The judiciary is one of the few federal organizations without a mandatory CIO position. While the Clinger-Cohen Act of 1996 established the position of CIO at two dozen major executive branch agencies, the judicial branch has been under no obligation to have one, leading to a decentralized approach to overseeing its IT staff and projects. The GAO cited this lack of top-down oversight as contributing to the problems with the judiciary’s tech projects.
Gabe Roth, executive director of court reform group Fix the Court, welcomed the news that a CIO would be hired, stating that “the buck has to stop with someone.” The judiciary is recruiting a CIO, which the budget document said it plans to do this spring.
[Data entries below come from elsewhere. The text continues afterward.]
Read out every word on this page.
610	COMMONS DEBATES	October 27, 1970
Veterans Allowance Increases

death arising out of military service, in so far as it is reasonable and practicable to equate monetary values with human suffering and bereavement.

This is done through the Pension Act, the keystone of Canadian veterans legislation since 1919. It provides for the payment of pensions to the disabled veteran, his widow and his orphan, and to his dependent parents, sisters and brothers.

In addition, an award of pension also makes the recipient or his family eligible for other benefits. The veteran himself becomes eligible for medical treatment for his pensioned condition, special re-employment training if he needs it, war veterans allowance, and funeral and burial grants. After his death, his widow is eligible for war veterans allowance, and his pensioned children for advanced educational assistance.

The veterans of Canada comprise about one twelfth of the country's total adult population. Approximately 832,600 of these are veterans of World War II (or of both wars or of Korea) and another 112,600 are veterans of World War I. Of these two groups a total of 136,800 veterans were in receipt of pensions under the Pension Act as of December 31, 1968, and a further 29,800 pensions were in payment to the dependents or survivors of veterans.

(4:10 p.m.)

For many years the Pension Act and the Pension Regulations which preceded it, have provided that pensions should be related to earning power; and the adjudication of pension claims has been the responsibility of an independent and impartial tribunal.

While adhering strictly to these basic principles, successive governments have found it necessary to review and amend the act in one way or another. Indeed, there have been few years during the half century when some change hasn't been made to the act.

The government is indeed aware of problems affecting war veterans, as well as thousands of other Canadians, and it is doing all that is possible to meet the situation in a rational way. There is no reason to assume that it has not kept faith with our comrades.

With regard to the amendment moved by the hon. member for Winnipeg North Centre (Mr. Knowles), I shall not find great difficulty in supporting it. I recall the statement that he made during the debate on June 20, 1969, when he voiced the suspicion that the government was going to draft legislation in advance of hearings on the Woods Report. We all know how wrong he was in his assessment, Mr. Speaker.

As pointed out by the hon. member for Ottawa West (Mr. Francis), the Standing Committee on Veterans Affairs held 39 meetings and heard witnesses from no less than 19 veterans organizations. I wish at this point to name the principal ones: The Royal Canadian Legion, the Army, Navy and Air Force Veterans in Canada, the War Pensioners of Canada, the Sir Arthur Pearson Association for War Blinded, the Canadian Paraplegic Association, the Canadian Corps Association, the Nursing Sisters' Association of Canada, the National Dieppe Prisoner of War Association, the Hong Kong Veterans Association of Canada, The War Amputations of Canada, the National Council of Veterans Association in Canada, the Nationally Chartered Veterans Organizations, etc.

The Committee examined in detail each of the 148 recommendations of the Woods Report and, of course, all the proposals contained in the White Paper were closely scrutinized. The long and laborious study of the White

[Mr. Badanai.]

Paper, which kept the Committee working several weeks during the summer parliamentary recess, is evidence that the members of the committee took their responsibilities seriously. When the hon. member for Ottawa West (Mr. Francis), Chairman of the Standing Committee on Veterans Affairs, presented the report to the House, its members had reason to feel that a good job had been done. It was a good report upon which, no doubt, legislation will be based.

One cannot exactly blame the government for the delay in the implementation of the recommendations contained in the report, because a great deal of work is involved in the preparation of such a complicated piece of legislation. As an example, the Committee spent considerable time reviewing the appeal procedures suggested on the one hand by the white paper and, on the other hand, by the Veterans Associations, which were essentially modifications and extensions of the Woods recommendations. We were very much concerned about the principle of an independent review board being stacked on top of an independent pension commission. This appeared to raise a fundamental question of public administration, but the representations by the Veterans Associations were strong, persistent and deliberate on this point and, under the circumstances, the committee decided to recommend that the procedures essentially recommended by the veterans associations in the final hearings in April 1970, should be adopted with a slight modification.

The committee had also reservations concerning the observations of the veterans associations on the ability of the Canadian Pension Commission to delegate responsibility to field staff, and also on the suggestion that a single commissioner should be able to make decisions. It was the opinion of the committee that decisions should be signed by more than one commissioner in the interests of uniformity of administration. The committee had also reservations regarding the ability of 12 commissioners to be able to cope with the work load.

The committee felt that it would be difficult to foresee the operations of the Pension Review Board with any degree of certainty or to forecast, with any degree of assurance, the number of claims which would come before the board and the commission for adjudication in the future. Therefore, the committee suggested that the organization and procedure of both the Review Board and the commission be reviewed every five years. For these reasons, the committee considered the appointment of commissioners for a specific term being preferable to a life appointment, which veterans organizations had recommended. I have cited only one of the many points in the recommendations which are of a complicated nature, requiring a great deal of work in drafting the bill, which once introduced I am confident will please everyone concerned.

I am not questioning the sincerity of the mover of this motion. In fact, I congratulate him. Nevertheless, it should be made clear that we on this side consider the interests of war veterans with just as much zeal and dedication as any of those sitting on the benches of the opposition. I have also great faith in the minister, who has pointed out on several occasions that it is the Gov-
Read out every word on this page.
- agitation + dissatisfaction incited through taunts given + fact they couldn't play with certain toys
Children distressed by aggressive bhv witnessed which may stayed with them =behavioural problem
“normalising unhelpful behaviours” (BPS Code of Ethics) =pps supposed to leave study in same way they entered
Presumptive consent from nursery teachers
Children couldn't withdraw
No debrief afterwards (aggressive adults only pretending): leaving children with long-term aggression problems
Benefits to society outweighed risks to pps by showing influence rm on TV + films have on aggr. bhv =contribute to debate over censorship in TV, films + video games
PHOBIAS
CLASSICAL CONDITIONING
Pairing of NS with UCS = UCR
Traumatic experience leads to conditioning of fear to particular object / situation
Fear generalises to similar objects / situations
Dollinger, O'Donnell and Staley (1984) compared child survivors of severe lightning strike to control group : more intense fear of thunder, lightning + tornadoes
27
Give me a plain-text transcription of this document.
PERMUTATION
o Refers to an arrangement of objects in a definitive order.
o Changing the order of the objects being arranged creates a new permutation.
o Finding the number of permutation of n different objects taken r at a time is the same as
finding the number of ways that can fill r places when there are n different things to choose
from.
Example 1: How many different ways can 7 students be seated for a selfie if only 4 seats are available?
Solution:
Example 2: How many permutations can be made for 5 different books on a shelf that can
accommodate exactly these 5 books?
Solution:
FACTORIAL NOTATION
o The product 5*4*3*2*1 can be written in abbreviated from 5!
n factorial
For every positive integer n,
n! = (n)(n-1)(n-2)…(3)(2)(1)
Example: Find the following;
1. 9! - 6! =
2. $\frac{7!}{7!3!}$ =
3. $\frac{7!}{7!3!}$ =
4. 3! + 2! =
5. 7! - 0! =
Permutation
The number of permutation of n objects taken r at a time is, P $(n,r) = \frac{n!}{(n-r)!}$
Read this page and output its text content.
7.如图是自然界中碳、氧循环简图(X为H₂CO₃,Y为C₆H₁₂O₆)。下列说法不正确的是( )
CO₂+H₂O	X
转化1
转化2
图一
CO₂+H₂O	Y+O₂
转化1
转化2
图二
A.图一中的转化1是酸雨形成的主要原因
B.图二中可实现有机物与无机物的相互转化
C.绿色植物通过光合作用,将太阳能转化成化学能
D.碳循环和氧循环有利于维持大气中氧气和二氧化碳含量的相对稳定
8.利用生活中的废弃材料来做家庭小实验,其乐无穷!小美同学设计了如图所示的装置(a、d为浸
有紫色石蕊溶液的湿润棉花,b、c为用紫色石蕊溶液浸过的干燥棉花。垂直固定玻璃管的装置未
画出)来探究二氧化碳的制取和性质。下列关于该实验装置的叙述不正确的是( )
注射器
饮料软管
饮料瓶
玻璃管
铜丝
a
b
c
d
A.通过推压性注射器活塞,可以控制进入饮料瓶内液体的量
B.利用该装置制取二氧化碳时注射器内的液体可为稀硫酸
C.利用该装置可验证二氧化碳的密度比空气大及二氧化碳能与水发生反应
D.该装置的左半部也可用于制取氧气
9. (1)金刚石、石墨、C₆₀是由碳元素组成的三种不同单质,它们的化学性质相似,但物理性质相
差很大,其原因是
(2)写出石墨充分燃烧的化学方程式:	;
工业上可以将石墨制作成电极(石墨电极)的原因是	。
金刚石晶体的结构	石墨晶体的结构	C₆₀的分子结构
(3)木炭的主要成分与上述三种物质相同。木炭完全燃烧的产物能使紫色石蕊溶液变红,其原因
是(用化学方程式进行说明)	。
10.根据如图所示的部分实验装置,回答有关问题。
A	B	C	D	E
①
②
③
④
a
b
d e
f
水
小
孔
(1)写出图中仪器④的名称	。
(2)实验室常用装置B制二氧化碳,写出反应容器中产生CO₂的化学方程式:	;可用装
The funding to support the incoming CIO makes up a tiny piece of the judiciary’s overall request for $9.1 billion in discretionary funding for the fiscal year that begins Oct. 1, an increase of 8% from the current fiscal year.
The proposed budget also includes requesting an additional $156.7 million to support a multi-year cybersecurity and IT modernization plan. This is in response to concerns raised by Democratic Representative Jerrold Nadler, who at the time headed the House of Representatives Judiciary Committee, about three “hostile foreign actors” breaching the judiciary’s document-filing system in 2020. The judiciary is also moving forward with modernizing its document-filing system and the related online documents portal known as PACER. However, it remains resistant to legislation making records accessible to the public without a reliable replacement revenue stream.
Overall, the proposed budget represents a recognition of the need for more vital IT leadership and oversight in the judiciary. With the GAO report highlighting the problems caused by the lack of top-down oversight, hiring a CIO should help ensure that the judiciary’s tech projects are better managed and executed in the future.